Azienda farmaceutica acquista la terapia per i sintomi motori finanziati da Michael J. Fox Foundation

La società farmaceutica danese Lundbeck ha recentemente acquistato l’azienda biotech svizzera Prexton Therapeutics e, con essa, la sua terapia sintomatica motoria, Foliglurax.

Cercare una terapia alternativa alle tradizionali

La Michael J. Fox Foundation aveva finanziato Prexton nel 2014 per testare composti che agiscono sul glutammato chimico del cervello come terapia alternativa o aggiuntiva ai farmaci dopaminergici per trattare il tremore, la lentezza e la rigidità.

Infatti col tempo e con l’avanzare dell’età, i farmaci dopaminergici (come la levodopa) possono richiedere dosi più elevate, che possono causare effetti collaterali come discinesia o movimenti incontrollati.

Quindi uno degli obiettivi principali dello studio era lo sviluppo di nuovi trattamenti per la malattia di Parkinson come alternativa alla stimolazione del sistema dopaminergico attraverso levodopa e agonisti della dopamina.

Alternativa alla stimolazione del sistema dopaminergico

Uno degli obiettivi principali per lo sviluppo di nuovi trattamenti per la malattia di Parkinson è trovare alternative alla stimolazione del sistema dopaminergico attraverso levodopa e agonisti della dopamina, poiché l’uso a lungo termine di questi trattamenti è responsabile di gravi effetti collaterali.

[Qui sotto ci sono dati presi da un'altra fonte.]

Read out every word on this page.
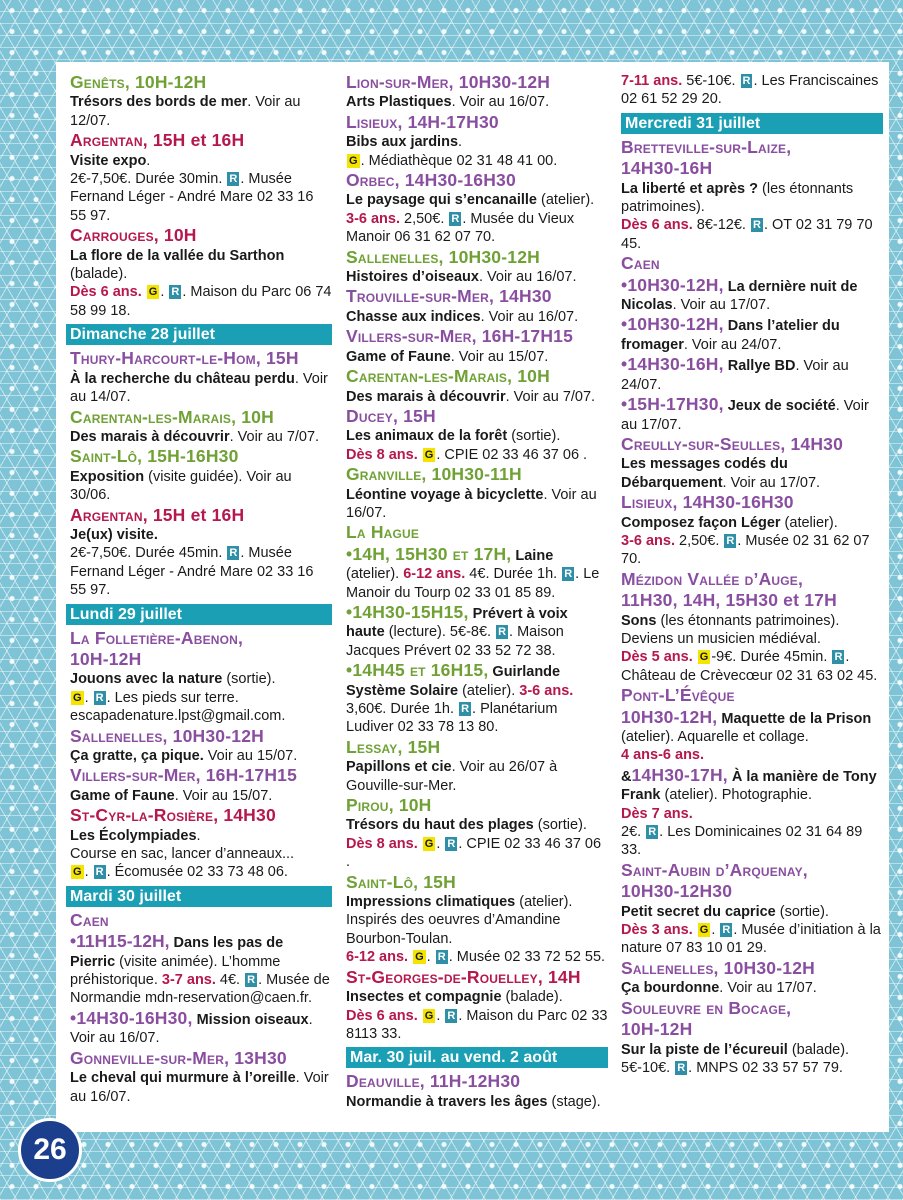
Genêts, 10H-12H
Trésors des bords de mer. Voir au 12/07.

Argentan, 15H et 16H
Visite expo.
2€-7,50€. Durée 30min. R . Musée Fernand Léger - André Mare 02 33 16 55 97.

Carrouges, 10H
La flore de la vallée du Sarthon (balade).
Dès 6 ans. G . R . Maison du Parc 06 74 58 99 18.

Dimanche 28 juillet

Thury-Harcourt-le-Hom, 15H
À la recherche du château perdu. Voir au 14/07.

Carentan-les-Marais, 10H
Des marais à découvrir. Voir au 7/07.

Saint-Lô, 15H-16H30
Exposition (visite guidée). Voir au 30/06.

Argentan, 15H et 16H
Je(ux) visite.
2€-7,50€. Durée 45min. R . Musée Fernand Léger - André Mare 02 33 16 55 97.

Lundi 29 juillet

La Folletière-Abenon,
10H-12H
Jouons avec la nature (sortie).
G . R . Les pieds sur terre. escapadenature.lpst@gmail.com.

Sallenelles, 10H30-12H
Ça gratte, ça pique. Voir au 15/07.

Villers-sur-Mer, 16H-17H15
Game of Faune. Voir au 15/07.

St-Cyr-la-Rosière, 14H30
Les Écolympiades.
Course en sac, lancer d’anneaux...
G . R . Écomusée 02 33 73 48 06.

Mardi 30 juillet

Caen
•11H15-12H, Dans les pas de Pierric (visite animée). L’homme préhistorique. 3-7 ans. 4€. R . Musée de Normandie mdn-reservation@caen.fr.
•14H30-16H30, Mission oiseaux. Voir au 16/07.

Gonneville-sur-Mer, 13H30
Le cheval qui murmure à l’oreille. Voir au 16/07.

Lion-sur-Mer, 10H30-12H
Arts Plastiques. Voir au 16/07.

Lisieux, 14H-17H30
Bibs aux jardins.
G . Médiathèque 02 31 48 41 00.

Orbec, 14H30-16H30
Le paysage qui s’encanaille (atelier).
3-6 ans. 2,50€. R . Musée du Vieux Manoir 06 31 62 07 70.

Sallenelles, 10H30-12H
Histoires d’oiseaux. Voir au 16/07.

Trouville-sur-Mer, 14H30
Chasse aux indices. Voir au 16/07.

Villers-sur-Mer, 16H-17H15
Game of Faune. Voir au 15/07.

Carentan-les-Marais, 10H
Des marais à découvrir. Voir au 7/07.

Ducey, 15H
Les animaux de la forêt (sortie).
Dès 8 ans. G . CPIE 02 33 46 37 06 .

Granville, 10H30-11H
Léontine voyage à bicyclette. Voir au 16/07.

La Hague
•14H, 15H30 et 17H, Laine (atelier). 6-12 ans. 4€. Durée 1h. R . Le Manoir du Tourp 02 33 01 85 89.
•14H30-15H15, Prévert à voix haute (lecture). 5€-8€. R . Maison Jacques Prévert 02 33 52 72 38.
•14H45 et 16H15, Guirlande Système Solaire (atelier). 3-6 ans. 3,60€. Durée 1h. R . Planétarium Ludiver 02 33 78 13 80.

Lessay, 15H
Papillons et cie. Voir au 26/07 à Gouville-sur-Mer.

Pirou, 10H
Trésors du haut des plages (sortie).
Dès 8 ans. G . R . CPIE 02 33 46 37 06 .

Saint-Lô, 15H
Impressions climatiques (atelier). Inspirés des oeuvres d’Amandine Bourbon-Toulan.
6-12 ans. G . R . Musée 02 33 72 52 55.

St-Georges-de-Rouelley, 14H
Insectes et compagnie (balade).
Dès 6 ans. G . R . Maison du Parc 02 33 8113 33.

Mar. 30 juil. au vend. 2 août

Deauville, 11H-12H30
Normandie à travers les âges (stage).

7-11 ans. 5€-10€. R . Les Franciscaines 02 61 52 29 20.

Mercredi 31 juillet

Bretteville-sur-Laize,
14H30-16H
La liberté et après ? (les étonnants patrimoines).
Dès 6 ans. 8€-12€. R . OT 02 31 79 70 45.

Caen
•10H30-12H, La dernière nuit de Nicolas. Voir au 17/07.
•10H30-12H, Dans l’atelier du fromager. Voir au 24/07.
•14H30-16H, Rallye BD. Voir au 24/07.
•15H-17H30, Jeux de société. Voir au 17/07.

Creully-sur-Seulles, 14H30
Les messages codés du Débarquement. Voir au 17/07.

Lisieux, 14H30-16H30
Composez façon Léger (atelier).
3-6 ans. 2,50€. R . Musée 02 31 62 07 70.

Mézidon Vallée d’Auge,
11H30, 14H, 15H30 et 17H
Sons (les étonnants patrimoines). Deviens un musicien médiéval.
Dès 5 ans. G -9€. Durée 45min. R . Château de Crèvecœur 02 31 63 02 45.

Pont-L’Évêque
10H30-12H, Maquette de la Prison (atelier). Aquarelle et collage.
4 ans-6 ans.
&14H30-17H, À la manière de Tony Frank (atelier). Photographie.
Dès 7 ans.
2€. R . Les Dominicaines 02 31 64 89 33.

Saint-Aubin d’Arquenay,
10H30-12H30
Petit secret du caprice (sortie).
Dès 3 ans. G . R . Musée d’initiation à la nature 07 83 10 01 29.

Sallenelles, 10H30-12H
Ça bourdonne. Voir au 17/07.

Souleuvre en Bocage,
10H-12H
Sur la piste de l’écureuil (balade).
5€-10€. R . MNPS 02 33 57 57 79.

26
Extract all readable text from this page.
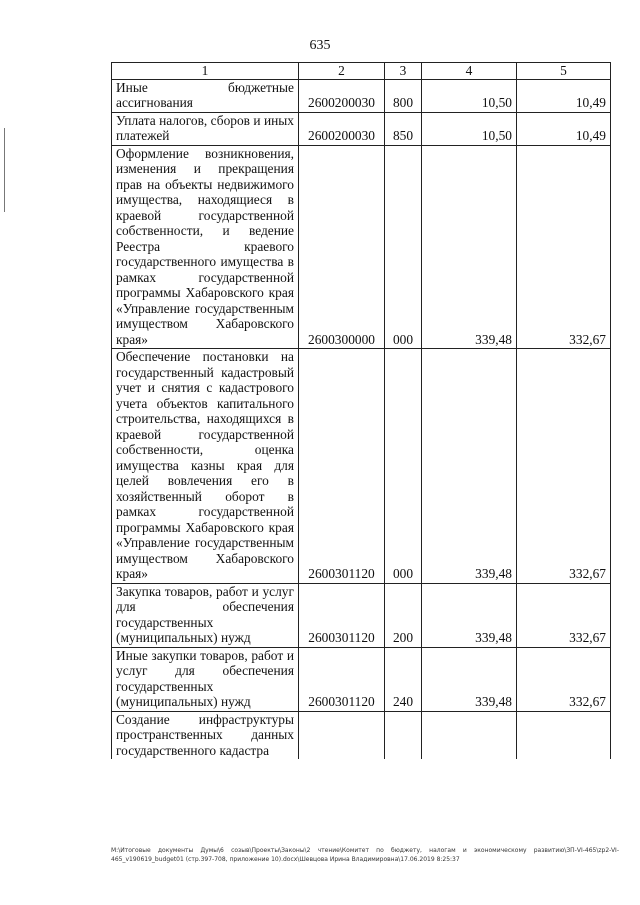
635
1	2	3	4	5
Иные бюджетные ассигнования	2600200030	800	10,50	10,49
Уплата налогов, сборов и иных платежей	2600200030	850	10,50	10,49
Оформление возникновения, изменения и прекращения прав на объекты недвижимого имущества, находящиеся в краевой государственной собственности, и ведение Реестра краевого государственного имущества в рамках государственной программы Хабаровского края «Управление государственным имуществом Хабаровского края»	2600300000	000	339,48	332,67
Обеспечение постановки на государственный кадастровый учет и снятия с кадастрового учета объектов капитального строительства, находящихся в краевой государственной собственности, оценка имущества казны края для целей вовлечения его в хозяйственный оборот в рамках государственной программы Хабаровского края «Управление государственным имуществом Хабаровского края»	2600301120	000	339,48	332,67
Закупка товаров, работ и услуг для обеспечения государственных (муниципальных) нужд	2600301120	200	339,48	332,67
Иные закупки товаров, работ и услуг для обеспечения государственных (муниципальных) нужд	2600301120	240	339,48	332,67
Создание инфраструктуры пространственных данных государственного кадастра				
M:\Итоговые документы Думы\6 созыв\Проекты\Законы\2 чтение\Комитет по бюджету, налогам и экономическому развитию\ЗП-VI-465\zp2-VI-465_v190619_budget01 (стр.397-708, приложение 10).docx\Шевцова Ирина Владимировна\17.06.2019 8:25:37
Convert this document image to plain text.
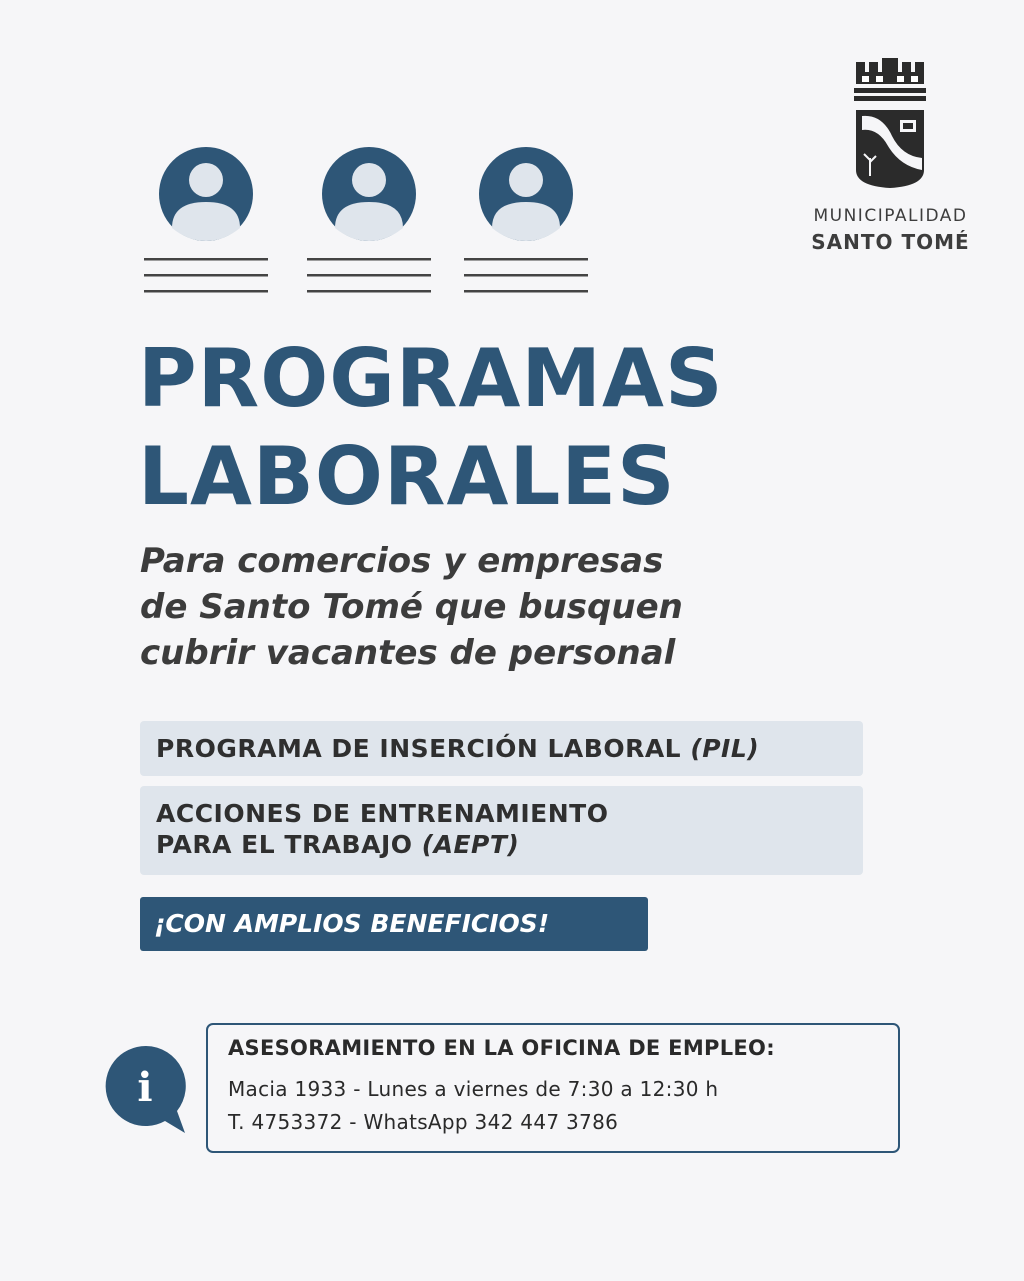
MUNICIPALIDAD
SANTO TOMÉ
PROGRAMAS
LABORALES
Para comercios y empresas
de Santo Tomé que busquen
cubrir vacantes de personal
PROGRAMA DE INSERCIÓN LABORAL (PIL)
ACCIONES DE ENTRENAMIENTO
PARA EL TRABAJO (AEPT)
¡CON AMPLIOS BENEFICIOS!
i
ASESORAMIENTO EN LA OFICINA DE EMPLEO:
Macia 1933 - Lunes a viernes de 7:30 a 12:30 h
T. 4753372 - WhatsApp 342 447 3786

Il sistema del glutammato svolge anche un ruolo nel movimento e, con il foliglurax, Prexton mirava ad alleviare i sintomi del movimento del Parkinson senza causare discinesie. In Europa è attualmente in corso uno studio di Fase II.

Le trattative della grande azienda farmaceutica

Lundbeck ha pagato 100 milioni di euro iniziali per acquistare Prexton e si è impegnata per altri € 805 milioni in più nel caso foliglurax raggiungesse determinati traguardi clinici, normativi e commerciali.

Il finanziamento del 2014 da parte di MJFF per Prexton è stato in totale di $ 727.749,50 (593 282,11 Euro).

La Fondazione ha anche sostenuto (con $ 122.700 – 100 028,533 euro
– nel 2014) il lavoro di Neuroimaging molecolare nel Connecticut per usare i composti di Prexton al fine di sviluppare una scansione cerebrale per misurare il glutammato, che aiuterebbe a testare le terapie contro quell’obiettivo.

Questo finanziamento è un esempio della strategia di de-risking del MJFF, che investe in progetti ad alto rischio e alta remunerazione nelle fasi iniziali per contribuire a costruire i dati e gli strumenti necessari per farli avanzare e attirare partner più grandi con più esperienza nelle fasi più avanzate di test clinici e approvazione normativa.